The space agency said that the 2,000-foot wide asteroid silently sped by the planet at about 78,000 miles per hour or 35 kilometers per second. The asteroid approached the Earth at about 1.3 lunar distance or 300,000 miles.
Eight individual radar images of the Halloween asteroid were taken by scientists. The images were collected on Oct. 31 between 5:55 a.m. PDT (8:55 a.m. EDT) and 6:08 a.m. PDT (9:08 a.m. EDT). When the radar images were taken, the Halloween asteroid was between 440,000 miles and 430,000 miles apart from the Earth, NASA said.
Lance Benner of NASA's Jet Propulsion Laboratory explained that the new radar images showed parts of the asteroid that have not been previously seen. The images revealed bright spots that could possibly be boulders, pronounced concavities, and other features that could be ridges.
Radar images of the asteroid were first taken by the Arecibo Observatory in Puerto Rico on Oct. 30. Benner said that the new radar images are significantly distinct from the previous ones and are the results of seeing the Halloween asteroid from a different vantage point during its rotation period of three hours.

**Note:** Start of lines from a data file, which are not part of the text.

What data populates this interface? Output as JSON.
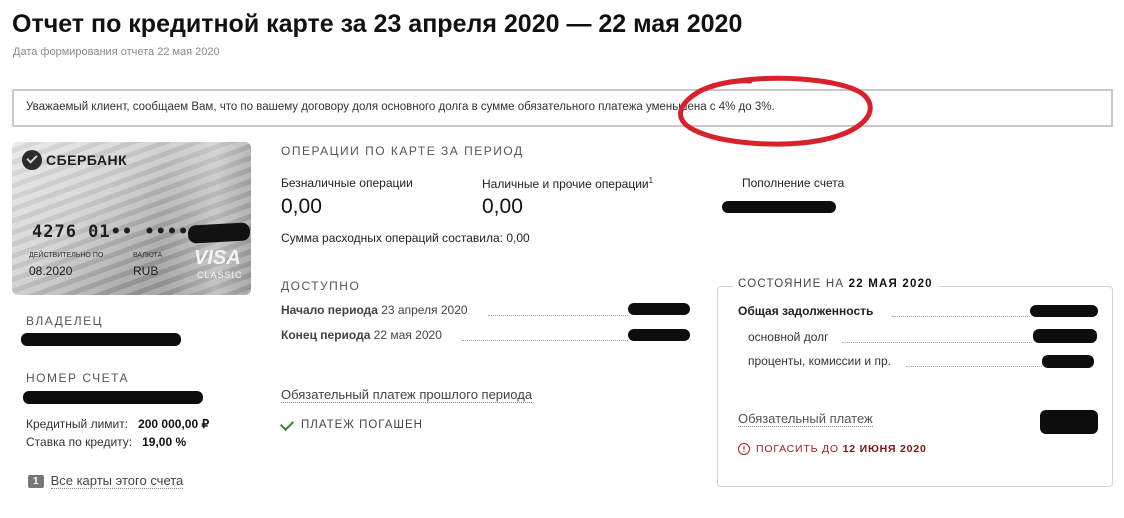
{
  "header": {
    "title": "Отчет по кредитной карте за 23 апреля 2020 — 22 мая 2020",
    "report_date": "Дата формирования отчета 22 мая 2020"
  },
  "notice": "Уважаемый клиент, сообщаем Вам, что по вашему договору доля основного долга в сумме обязательного платежа уменьшена с 4% до 3%.",
  "card": {
    "bank_name": "СБЕРБАНК",
    "number_visible": "4276 01•• ••••",
    "valid_label": "ДЕЙСТВИТЕЛЬНО ПО",
    "valid_value": "08.2020",
    "currency_label": "ВАЛЮТА",
    "currency_value": "RUB",
    "network": "VISA",
    "network_tier": "CLASSIC"
  },
  "owner": {
    "label": "ВЛАДЕЛЕЦ"
  },
  "account": {
    "label": "НОМЕР СЧЕТА",
    "credit_limit_label": "Кредитный лимит:",
    "credit_limit_value": "200 000,00 ₽",
    "rate_label": "Ставка по кредиту:",
    "rate_value": "19,00 %"
  },
  "all_cards": {
    "count": "1",
    "label": "Все карты этого счета"
  },
  "operations": {
    "title": "ОПЕРАЦИИ ПО КАРТЕ ЗА ПЕРИОД",
    "cashless_label": "Безналичные операции",
    "cashless_value": "0,00",
    "cash_label": "Наличные и прочие операции",
    "cash_footnote": "1",
    "cash_value": "0,00",
    "topup_label": "Пополнение счета",
    "sum_text": "Сумма расходных операций составила: 0,00"
  },
  "available": {
    "title": "ДОСТУПНО",
    "start_label": "Начало периода",
    "start_date": "23 апреля 2020",
    "end_label": "Конец периода",
    "end_date": "22 мая 2020"
  },
  "prev_payment": {
    "link": "Обязательный платеж прошлого периода",
    "status": "ПЛАТЕЖ ПОГАШЕН"
  },
  "status": {
    "title_prefix": "СОСТОЯНИЕ НА",
    "title_date": "22 МАЯ 2020",
    "total_debt": "Общая задолженность",
    "principal": "основной долг",
    "interest": "проценты, комиссии и пр.",
    "mandatory_payment": "Обязательный платеж",
    "pay_by_prefix": "ПОГАСИТЬ ДО",
    "pay_by_date": "12 ИЮНЯ 2020"
  },
  "colors": {
    "annotation": "#d8212a",
    "check": "#2e8b2e",
    "warning": "#a02020"
  }
}
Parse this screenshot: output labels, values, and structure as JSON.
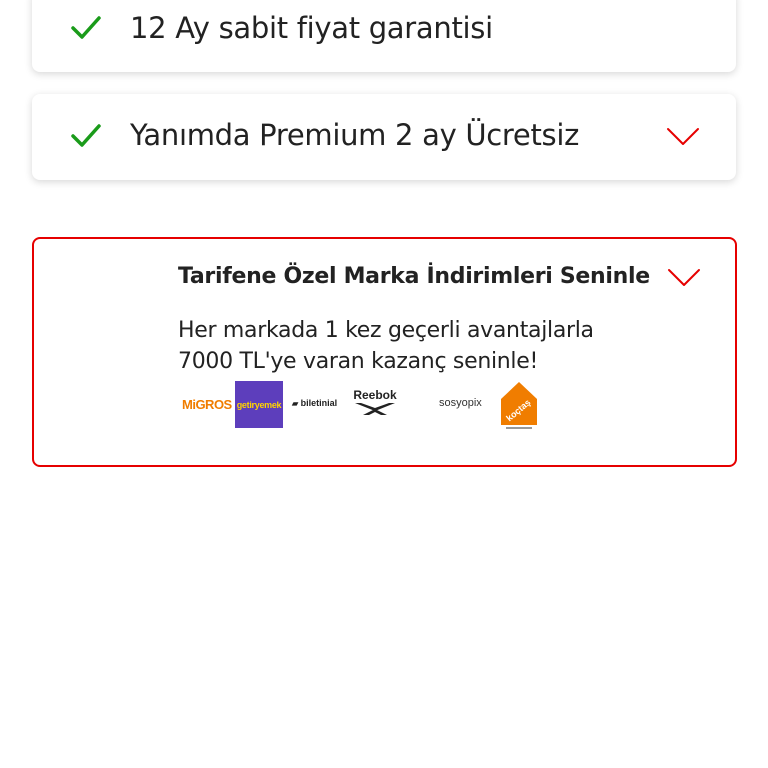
{
  "colors": {
    "accent": "#e60000",
    "check": "#1a9b1a",
    "text": "#222222"
  },
  "features": [
    {
      "label": "12 Ay sabit fiyat garantisi",
      "icon": "check-icon"
    },
    {
      "label": "Yanımda Premium 2 ay Ücretsiz",
      "icon": "check-icon",
      "expand_icon": "chevron-down-icon"
    }
  ],
  "promo": {
    "title": "Tarifene Özel Marka İndirimleri Seninle",
    "description_lines": [
      "Her markada 1 kez geçerli avantajlarla",
      "7000 TL'ye varan kazanç seninle!"
    ],
    "expand_icon": "chevron-down-icon",
    "brands": {
      "migros": "MiGROS",
      "getir": "getiryemek",
      "biletinial": "biletinial",
      "reebok": "Reebok",
      "sosyopix": "sosyopix",
      "koctas": "koçtaş"
    }
  }
}
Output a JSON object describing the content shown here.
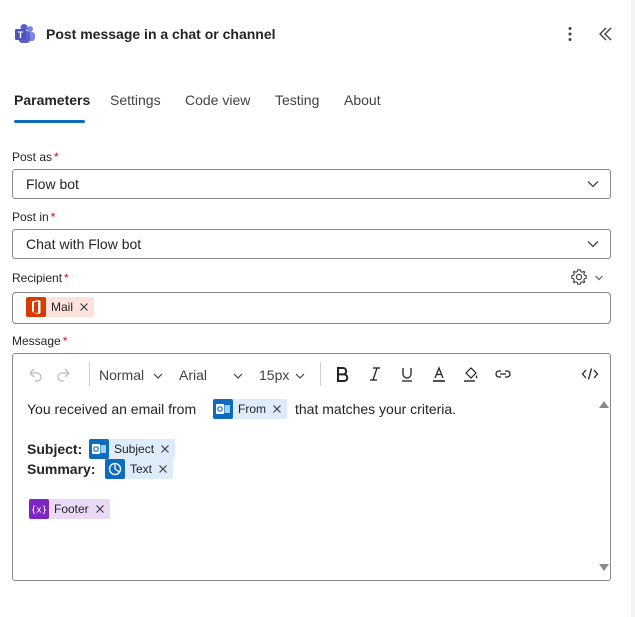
{
  "header": {
    "title": "Post message in a chat or channel",
    "more_icon": "more-vertical-icon",
    "collapse_icon": "double-chevron-left-icon"
  },
  "tabs": [
    {
      "label": "Parameters",
      "active": true
    },
    {
      "label": "Settings"
    },
    {
      "label": "Code view"
    },
    {
      "label": "Testing"
    },
    {
      "label": "About"
    }
  ],
  "fields": {
    "post_as": {
      "label": "Post as",
      "required": "*",
      "value": "Flow bot"
    },
    "post_in": {
      "label": "Post in",
      "required": "*",
      "value": "Chat with Flow bot"
    },
    "recipient": {
      "label": "Recipient",
      "required": "*",
      "token": "Mail"
    },
    "message": {
      "label": "Message",
      "required": "*"
    }
  },
  "editor": {
    "format": "Normal",
    "font": "Arial",
    "size": "15px",
    "line1_prefix": "You received an email from",
    "line1_token": "From",
    "line1_suffix": "that matches your criteria.",
    "subject_label": "Subject",
    "subject_token": "Subject",
    "summary_label": "Summary",
    "summary_token": "Text",
    "footer_token": "Footer",
    "colon": ":"
  },
  "colors": {
    "accent": "#0f6cbd",
    "outlook_blue": "#0f6cbd",
    "office_red": "#d83b01",
    "variable_purple": "#7e25c7",
    "teams_purple": "#5b5fc7"
  }
}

NASA said that to obtain the new images, scientists in California used a huge Earth-based antenna. The 230-foot DSS-14 antenna transmitted microwaves toward asteroid 2015 TB145. The microwaves rebounded off the asteroid and back to Earth. The National Radio Astronomy Observatory's 330-foot Green Bank Telescope received the radar echoes produced by the contact. When scientists pieced together the image, its resolution was about 13 feet per pixel.
"It is a truly remarkable achievement -- one which we will later be able to apply when future flyby opportunities present themselves," said Shantanu Naidu, a member of the research team.
The asteroid will again pass by the planet in Sept. 2018, in which its distance will be about 24 million miles away from the Earth, scientists said.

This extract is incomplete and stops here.